3e Partie dans notre série sur la révision des Lois sur la radiodiffusion et des télécommunications
NUL DOUTE l’arrivée de Netflix comme principal concurrent dans la course aux téléspectateurs au Canada a créé une perturbation majeure dans le paysage audiovisuel canadien.
Avec plus de 6 millions d’abonnés au Canada et la première place qu’il occupe auprès des 25-34 ans aux heures de grande écoute (voir ICI), il est difficile d’argumenter contre l’inclusion de ces services de programmation et de distribution par contournement sous la réglementation actuelle en radiodiffusion.
Cette perturbation va sans doute s’accentuer alors que Amazon Prime augmente son offre de contenu, que le nouveau service CBS All Access sera introduit au Canada en 2018 et que d’autres vont entrer dans le marché canadien.
Pour Cal Millar, président de Channel Zero (propriétaire de la station CHCH), ceci pose la question de la parité et de la participation significative du contenu non canadien sous l’égide de la Loi sur la radiodiffusion. Le problème, c’est l'ordonnance d'exemption de 1999 relative aux médias numériques.
« Les joueurs utilisant les services de programmation par contournement accèdent au marché canadien, si vous accédez à ce marché, si vous faites de l’argent dans ce marché, pour quelle raison ne pouvez-vous pas contribuer à ce marché? » questionne-t-il dans une entrevue avec Cartt.ca.

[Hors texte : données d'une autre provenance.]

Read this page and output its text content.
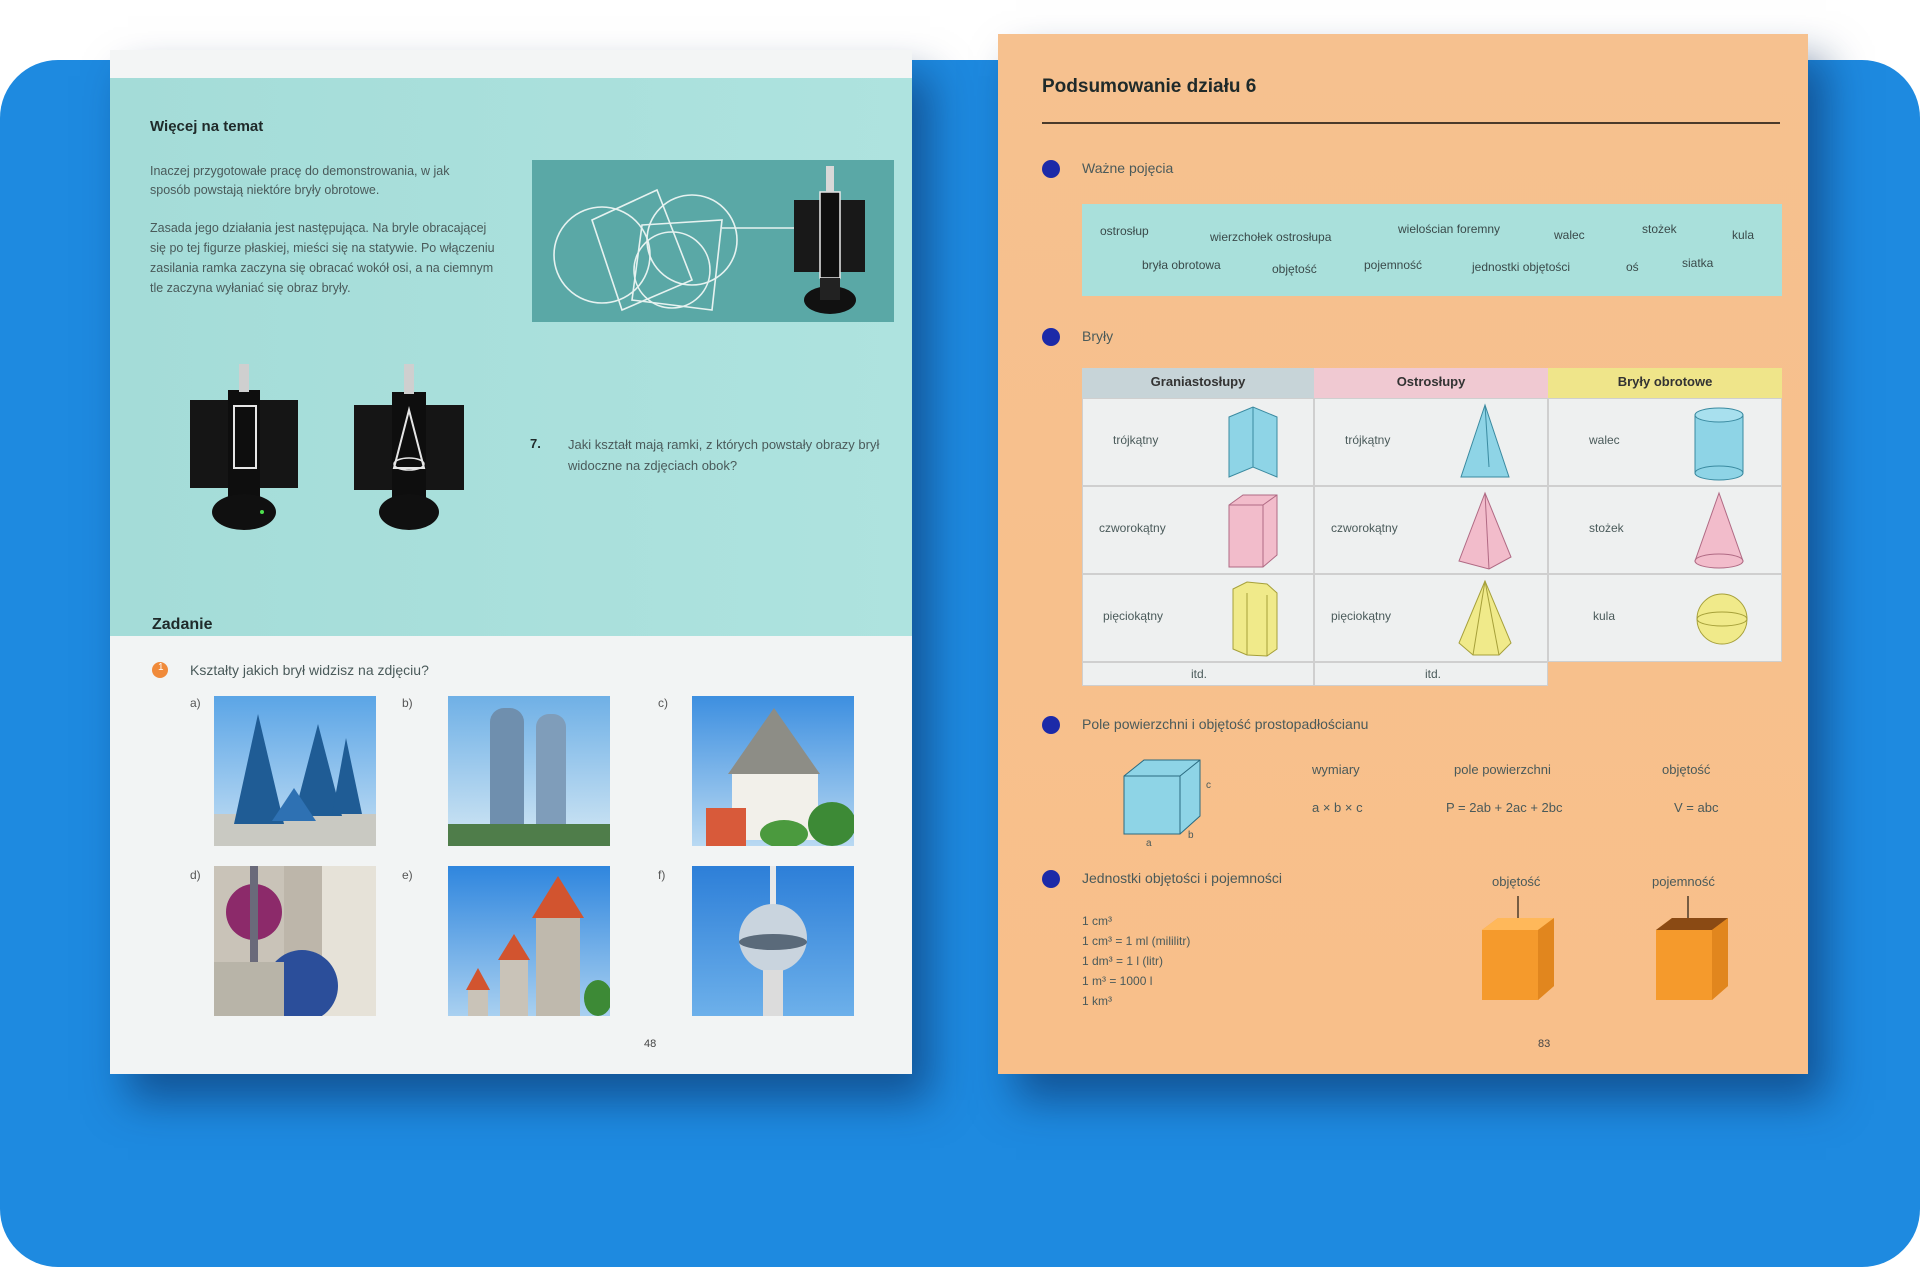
Więcej na temat
Inaczej przygotowałe pracę do demonstrowania, w jak sposób powstają niektóre bryły obrotowe.
Zasada jego działania jest następująca. Na bryle obracającej się po tej figurze płaskiej, mieści się na statywie. Po włączeniu zasilania ramka zaczyna się obracać wokół osi, a na ciemnym tle zaczyna wyłaniać się obraz bryły.
7. Jaki kształt mają ramki, z których powstały obrazy brył widoczne na zdjęciach obok?
Zadanie
1 Kształty jakich brył widzisz na zdjęciu?
a)	b)	c)
d)	e)	f)
48
Podsumowanie działu 6
Ważne pojęcia
ostrosłup	wierzchołek ostrosłupa
wielościan foremny	walec	stożek	kula
bryła obrotowa	objętość	pojemność	jednostki objętości	oś	siatka
Bryły
Graniastosłupy	Ostrosłupy	Bryły obrotowe
trójkątny	trójkątny	walec
czworokątny	czworokątny	stożek
pięciokątny	pięciokątny	kula
itd.	itd.
Pole powierzchni i objętość prostopadłościanu
a
b
c
wymiary	pole powierzchni	objętość
a × b × c	P = 2ab + 2ac + 2bc	V = abc
Jednostki objętości i pojemności
1 cm³
1 cm³ = 1 ml (mililitr)
1 dm³ = 1 l (litr)
1 m³ = 1000 l
1 km³
objętość	pojemność
83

« Pourquoi auriez-vous un système qui favorise la propriété étrangère? » Cal Millar, Channel Zero
Inversement, pourquoi le gouvernement imposerait-il des obligations aux entreprises canadiennes ? Par exemple, une fois que les canaux spécialisés seront tous transformés en services facultatifs, ils n’auront aucun droit, ils n’auront que des obligations. « Pourquoi auriez-vous un système qui favorise la propriété étrangère? » se demande-t-il.
Il suggère que le gouvernement examine cette situation sous une autre perspective. Si l’industrie laitière canadienne devait contribuer au système canadien alors que les Américains pouvaient importer du lait et du fromage au Canada sans payer de taxes. « En quoi c’est différent des industries culturelles? Pourquoi Netflix peut retirer 600M$ par année (revenus estimés) du marché canadien alors que les entreprises canadiennes doivent, non seulement payer la TPS, mais également contribuer de manière significative au système », ajoute-t-il.
Maureen Parker, directrice générale de la Writers Guild of Canada est d’accord pour dire que Netflix et autres fournisseurs de services en ligne doivent faire partie du système réglementé. Elle reconnaît que ces services sont présentement exemptés, mais cela veut dire que le CRTC peut donc les réglementer et le temps de le faire est arrivé.
Elle ajoute que Netflix pourrait se prévaloir du financement offert par le Fonds canadien des médias, s’il créait de la programmation rencontrant les exigences du BCPAC. Il peut également se prévaloir des crédits d’impôt. Ces deux éléments illustrent la logique selon laquelle il devrait contribuer au système canadien.
Si les régulateurs et les législateurs n’obligent pas Netflix et d’autres fournisseurs de services en ligne à contribuer au système au même titre que les entreprises canadiennes, le gouvernement devrait enlever les contraintes pour les entreprises canadiennes.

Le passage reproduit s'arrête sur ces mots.